Section 12 — Best Tools to Supplement Factsheet Analysis in 2026

The factsheet gives a monthly snapshot. To get a deeper, real-time analysis, use these SEBI/AMFI-registered platforms:

  • Value Research Online (valueresearchonline.com): India’s most comprehensive mutual fund research database. Rolling returns, fund comparison, portfolio analysis.
  • AMFI India (amfiindia.com): Official source for all NAVs, factsheets, and regulatory disclosures.

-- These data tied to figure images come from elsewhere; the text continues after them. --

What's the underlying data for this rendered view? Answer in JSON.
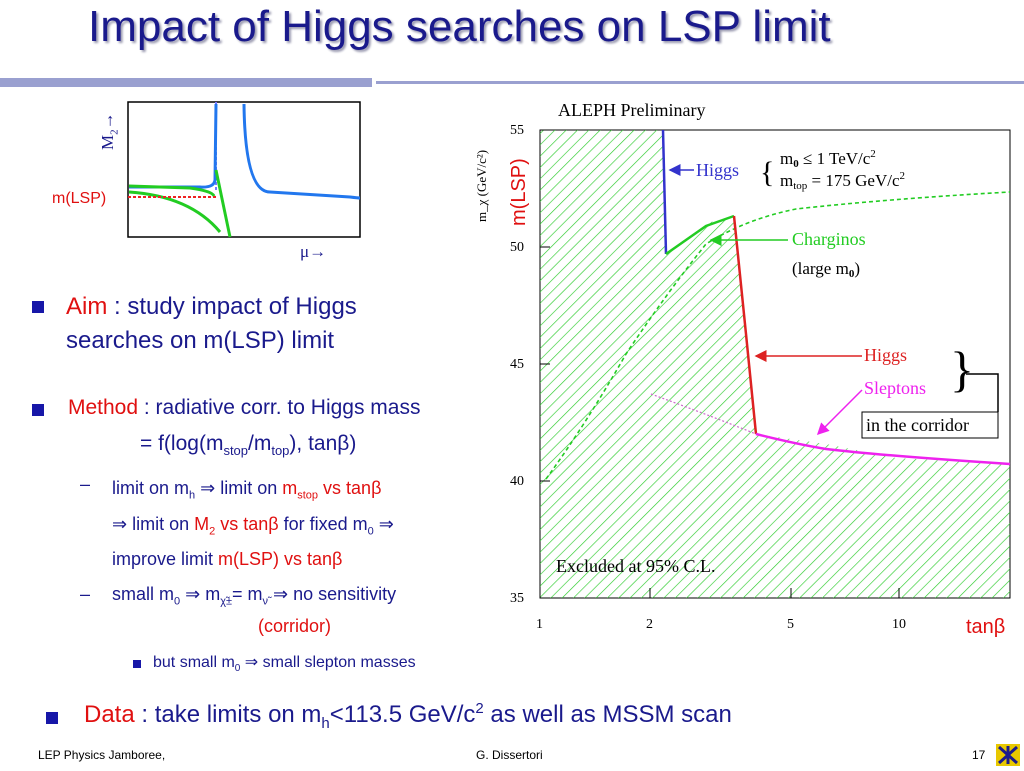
{
  "title": "Impact of Higgs searches on LSP limit",
  "sketch": {
    "y_label": "M",
    "y_sub": "2",
    "arrow_up": "→",
    "x_label": "μ→",
    "lsp_label": "m(LSP)"
  },
  "aim": {
    "key": "Aim",
    "colon": " : ",
    "line1": " study impact of Higgs",
    "line2": "searches on m(LSP) limit"
  },
  "method": {
    "key": "Method",
    "rest": " : radiative corr. to Higgs mass",
    "eq_pre": "=  f(log(m",
    "eq_sub1": "stop",
    "eq_mid": "/m",
    "eq_sub2": "top",
    "eq_post": "), tanβ)"
  },
  "sub1": {
    "dash": "–",
    "a": "limit on m",
    "a_sub": "h",
    "b": "  ⇒  limit on  ",
    "c": "m",
    "c_sub": "stop",
    "d": " vs tanβ",
    "l2a": "⇒  limit on  ",
    "l2b": "M",
    "l2b_sub": "2",
    "l2c": " vs tanβ",
    "l2d": " for fixed m",
    "l2d_sub": "0",
    "l2e": " ⇒",
    "l3a": "improve limit  ",
    "l3b": "m(LSP) vs tanβ"
  },
  "sub2": {
    "dash": "–",
    "a": "small m",
    "a_sub": "0",
    "b": "  ⇒ m",
    "b_sub": "χ̃±",
    "c": "= m",
    "c_sub": "ν̃",
    "d": "  ⇒ no sensitivity",
    "corridor": "(corridor)"
  },
  "sub3": {
    "a": "but small m",
    "a_sub": "0",
    "b": " ⇒  small slepton masses"
  },
  "data": {
    "key": "Data",
    "pre": " :  take limits on m",
    "sub": "h",
    "mid": "<113.5 GeV/c",
    "sup": "2",
    "post": " as well as MSSM scan"
  },
  "plot": {
    "header": "ALEPH Preliminary",
    "y_axis_label": "m_χ  (GeV/c²)",
    "y_overlay": "m(LSP)",
    "x_overlay": "tanβ",
    "y_ticks": [
      "55",
      "50",
      "45",
      "40",
      "35"
    ],
    "x_ticks": [
      "1",
      "2",
      "5",
      "10"
    ],
    "param1_a": "m",
    "param1_sub": "0",
    "param1_b": "  ≤ 1 TeV/c",
    "param1_sup": "2",
    "param2_a": "m",
    "param2_sub": "top",
    "param2_b": " = 175 GeV/c",
    "param2_sup": "2",
    "higgs_top": "Higgs",
    "charginos": "Charginos",
    "large_m0_a": "(large m",
    "large_m0_sub": "0",
    "large_m0_b": ")",
    "higgs_mid": "Higgs",
    "sleptons": "Sleptons",
    "corridor": "in the corridor",
    "excluded": "Excluded at 95% C.L.",
    "colors": {
      "hatch": "#2ecc2e",
      "higgs_blue": "#3333cc",
      "higgs_red": "#dd2222",
      "slepton": "#ee22ee",
      "charginos": "#22cc22"
    }
  },
  "footer": {
    "left": "LEP Physics Jamboree,",
    "center": "G. Dissertori",
    "page": "17",
    "logo_icon": "cern-logo-icon"
  }
}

  • MorningStar India (morningstar.in): Global research platform with star ratings and risk analysis.
  • Groww, Kuvera, Zerodha Coin: Portfolio overlap tool, goal-based investing, direct plan access.
  • RupeeVest: Focused on portfolio rebalancing and overlap analysis.
  • CAMS & KFintech (myCAMS, mfcentral.com): Track all mutual fund investments across AMCs in one place.